The ministry warned that a continuation of the expansionary fiscal policy triggered by the global crisis could stoke inflation again.
“These expansionary policies have the potential to create inflationary pressures as economic activity picks up and profitability increases, especially in the subdued real estate market with the potential of creating renewed bubbles. The global economic recovery, especially in China and more recently in the US, has also put upward pressure on oil prices with potential inflationary effects on the UAE as oil revenues are increased further resulting in large capital inflows which would increase liquidity and drive consumer spending and investment,” it said.
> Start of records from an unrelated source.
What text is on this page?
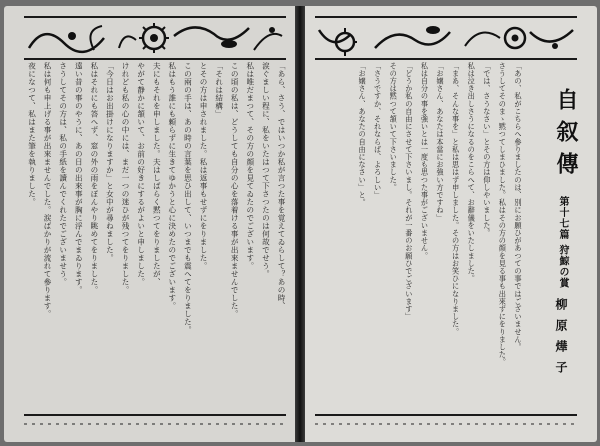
「あら、さう、ではいつか私が言つた事を覚えてゐらして？あの時、
涙ぐましい程に、私をいたはつて下さつたのは何故でせう。
私は唯だまつて、その方の顔を見てゐたのでございます。
この頃の私は、どうしても自分の心を落着ける事が出來ませんでした。
「それは結構」
とその方は申されました。私は返事もせずにをりました。
この兩の手は、あの時の言葉を思ひ出して、いつまでも震へてをりました。
私はもう誰にも頼らずに生きてゆかうと心に決めたのでございます。
夫にもそれを申しました。夫はしばらく黙つてをりましたが、
やがて静かに頷いて、お前の好きにするがよいと申しました。
けれども私の心の中には、まだ一つの迷ひが残つてをりました。
「今日はお出掛けになりますか」と女中が尋ねました。
私はそれにも答へず、窓の外の雨をぼんやり眺めてをりました。
遠い昔の事のやうに、あの日の出來事が胸に浮んでまゐります。
さうしてその方は、私の手紙を讀んでくれたでございませう。
私は何も申上げる事が出來ませんでした。涙ばかりが流れて參ります。
夜になつて、私はまた筆を執りました。	「あの、私がこちらへ參りましたのは、別にお願ひがあつての事ではございません。
さうしてそのまゝ黙つてしまひました。私はその方の顔を見る事も出來ずにをりました。
「では、さうなさい」とその方は仰しやいました。
私は泣き出しさうになるのをこらへて、お辭儀をいたしました。
「まあ、そんな事を」と私は思はず申しました。その方はお笑ひになりました。
「お嬢さん、あなたは本當にお強い方ですね」
私は自分の事を強いとは一度も思つた事がございません。
「どうか私の自由にさせて下さいまし。それが一番のお願ひでございます」
その方は黙つて頷いて下さいました。
「さうですか、それならば、よろしい」
「お嬢さん、あなたの自由になさい」と。	自叙傳
第十七篇 狩鯨の賞
柳原燁子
“For all these reasons, the authorities must be careful in their exit strategies by ensuring that an appropriate dose of stimulus is given to the economy such that inflationary pressures are checked and excessive spending is restricted.”
The report noticed what it described as some indications that inflation is exhibiting an “increasing trend as reflected in the increase in the global price of basic foodstuffs, steel, and building materials which will lead to higher UAE import bill, which, in turn, will be reflected in a rise in domestic prices”.
“Taking into account these developments, the rate of inflation is expected to be above the level estimated at 1-1.5 per cent by the end of 2010.”
In its latest forecasts about the UAE released yesterday, the Saudi American Bank Group (Samba), said the country’s economy is recovering despite the eurozone crisis.
It projected real GDP growth in the UAE at around two per cent this year, adding that the private sector remained stifled by tight bank credit. “Despite the recent turmoil in financial markets the global economy is recovering, and while European growth may falter, we do not think financial strains will spill into a double dip global recession. In this context, oil prices are still expected to average $75 this year and $80 next. This will help support strong oil revenues and bolster confidence in the UAE,” Samba said.
“While Abu Dhabi’s oil wealth will support sustained public investment activity, limited credit availability will constrain private sector growth. The impact of the DW restructuring is likely to be manageable, but UAE banks remain concerned over deteriorating asset quality and many continue to face funding constraints.”